In Herder et al.'s analysis, for example, they indicate that crop plants of the future will need "an increased and more efficient root system" that includes "more lateral branches and/or higher number of root hairs," in order to "take up water and nutrients, to fix fertile soil and to prevent soil degradation." Happily, these are things that enriching the air with CO2 helps to bring about. They also note that "80% of land plants obtain important mineral nutrition through the ancient arbuscular endomycorrhizal symbiosis with Glomeromycota fungi species," which, according to Parniske (2008), are ubiquitous in soils. And this, too, is something that elevated CO2 helps to promote. In addition, they note the need for sufficient nitrogen availability to plants, which is provided to legumes by nitrogen-fixing soil bacteria located within nodules on their roots; and this need is also met by increasing atmospheric CO2 concentrations.

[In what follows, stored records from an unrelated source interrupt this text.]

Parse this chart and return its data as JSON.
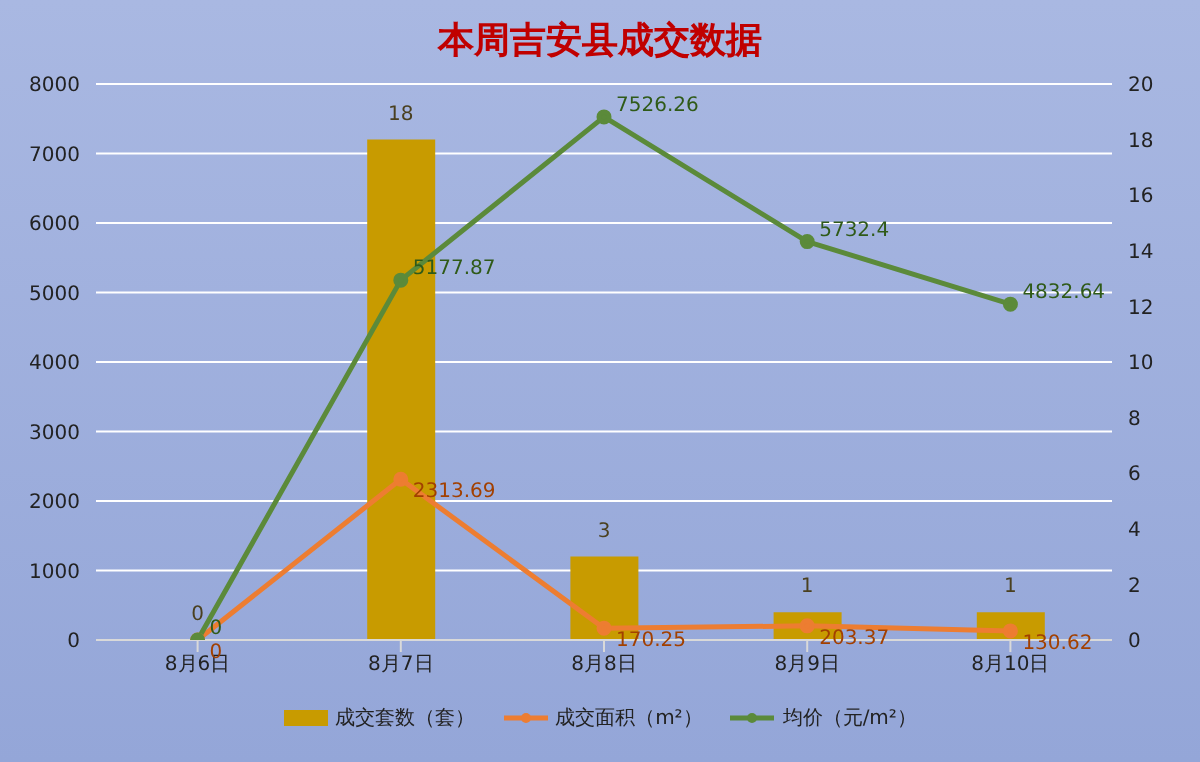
{
  "chart_data": {
    "type": "bar",
    "title": "本周吉安县成交数据",
    "categories": [
      "8月6日",
      "8月7日",
      "8月8日",
      "8月9日",
      "8月10日"
    ],
    "series": [
      {
        "name": "成交套数（套）",
        "axis": "y2",
        "color": "#c89b00",
        "values": [
          0,
          18,
          3,
          1,
          1
        ]
      },
      {
        "name": "成交面积（m²）",
        "type": "line",
        "color": "#ed7d31",
        "values": [
          0,
          2313.69,
          170.25,
          203.37,
          130.62
        ]
      },
      {
        "name": "均价（元/m²）",
        "type": "line",
        "color": "#5b8a3a",
        "values": [
          0,
          5177.87,
          7526.26,
          5732.4,
          4832.64
        ]
      }
    ],
    "ylim": [
      0,
      8000
    ],
    "yticks": [
      0,
      1000,
      2000,
      3000,
      4000,
      5000,
      6000,
      7000,
      8000
    ],
    "y2lim": [
      0,
      20
    ],
    "y2ticks": [
      0,
      2,
      4,
      6,
      8,
      10,
      12,
      14,
      16,
      18,
      20
    ],
    "grid": "y",
    "legend": "bottom",
    "data_labels": true,
    "marker": "circle"
  }
}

All of these claims may be readily verified by perusing the many synopses of peer-reviewed scientific journal articles we have archived in our Topical Archive under the Terrerstrial Plants and Soils section. Check them out for yourselves, and see why we regularly refer to carbon dioxide as the elixir of life.
Additional References
Godfray, H.C.J., Beddington, J.R., Crute, I.R., Haddad, L., Lawrence, D., Muir, J.F., Pretty, J., Robinson, S., Thomas, S.M. and Toulmin, C. 2010. Food security: The challenge of feeding 9 billion people. Science 327: 812-818.
Parniske, M. 2008. Arbuscular mycorrhiza: the mother of plant root endosymbioses. Nature Reviews Microbiology 6: 763-775.